First of all, if the position functions are really as you typed them:
s = 832 - 2.6t^2
and
s = 832 - 16t^2

then your derivatives are wrong because there is no t in the first term of each equation.

I made a typo. Yes there are t's after 832s...

Originally posted by gnome

On the other hand, that acceleration for the moon doesn't really make sense either; free fall acceleration near the surface of the moon is approx. 1.6 m/s^2...B]

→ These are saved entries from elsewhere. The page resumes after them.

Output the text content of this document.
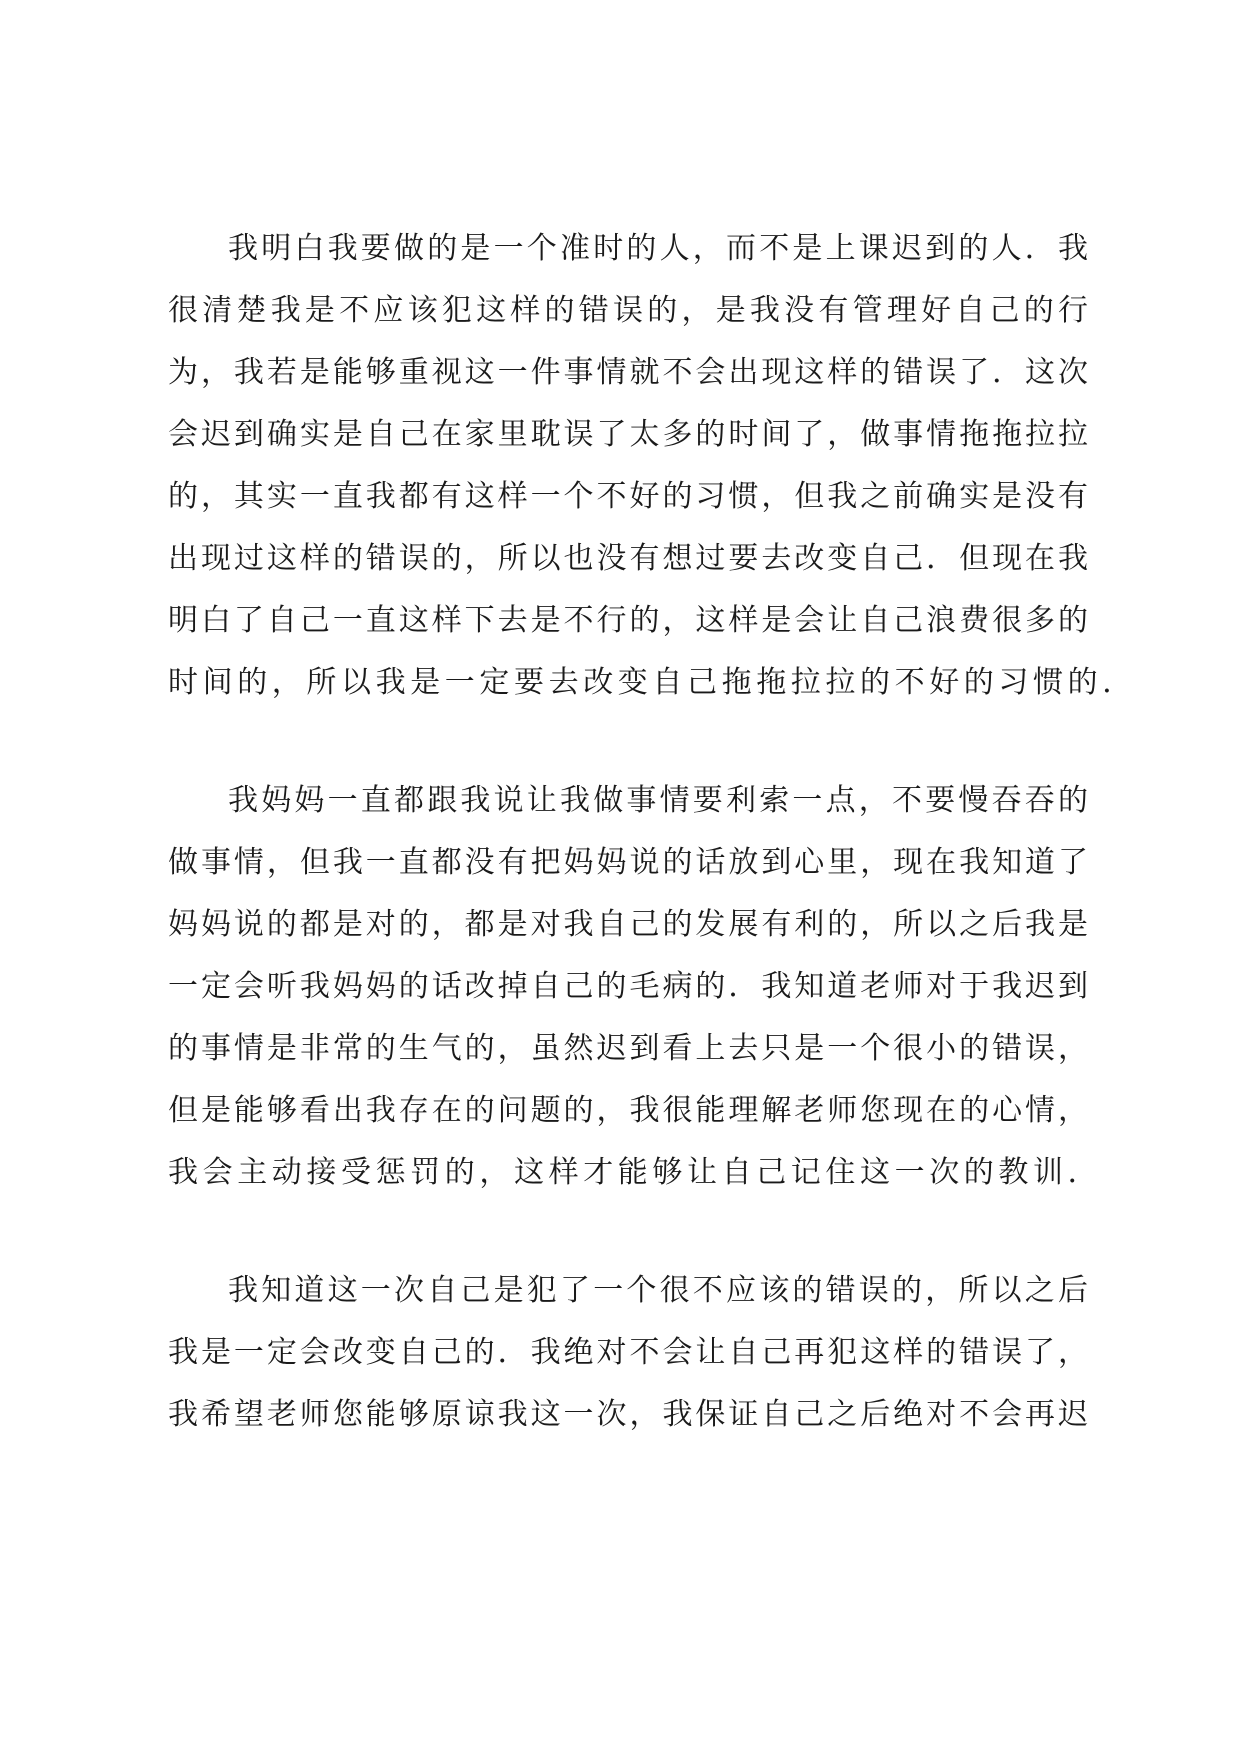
我明白我要做的是一个准时的人，而不是上课迟到的人．我
很清楚我是不应该犯这样的错误的，是我没有管理好自己的行
为，我若是能够重视这一件事情就不会出现这样的错误了．这次
会迟到确实是自己在家里耽误了太多的时间了，做事情拖拖拉拉
的，其实一直我都有这样一个不好的习惯，但我之前确实是没有
出现过这样的错误的，所以也没有想过要去改变自己．但现在我
明白了自己一直这样下去是不行的，这样是会让自己浪费很多的
时间的，所以我是一定要去改变自己拖拖拉拉的不好的习惯的．
我妈妈一直都跟我说让我做事情要利索一点，不要慢吞吞的
做事情，但我一直都没有把妈妈说的话放到心里，现在我知道了
妈妈说的都是对的，都是对我自己的发展有利的，所以之后我是
一定会听我妈妈的话改掉自己的毛病的．我知道老师对于我迟到
的事情是非常的生气的，虽然迟到看上去只是一个很小的错误，
但是能够看出我存在的问题的，我很能理解老师您现在的心情，
我会主动接受惩罚的，这样才能够让自己记住这一次的教训．
我知道这一次自己是犯了一个很不应该的错误的，所以之后
我是一定会改变自己的．我绝对不会让自己再犯这样的错误了，
我希望老师您能够原谅我这一次，我保证自己之后绝对不会再迟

I think it makes sense. It takes longer for things to drop on the moon because the acceleration comparing to the Earth's gravity is smaller.

 

[gnome]

OK, then your answer is correct.

(and I just realized that the equations for question 1 are in feet/sec, not meters/sec, so the 2.6t^2 for the moon is OK too)

 

[STAii]

You know, you can make your work really easier (no need for calculus !).
s = 832t - 2.6t^2
s is displacement.
now, displacement will be equal to zero in only two cases (in projectiles) :
1-the object didn't move yet
2-the object went up and back down to the Earth's surface.
So all you have to do is to substitue the value of s with 0, and solve the equation .

And BTW, if i understood ur first way of solving this right, then i think there is something wrong about it. You see the velocity of the bullet will not be 0 when it reaches the surface, it will actually be equal in magnitude (and opposite in direction) of the initial velocity.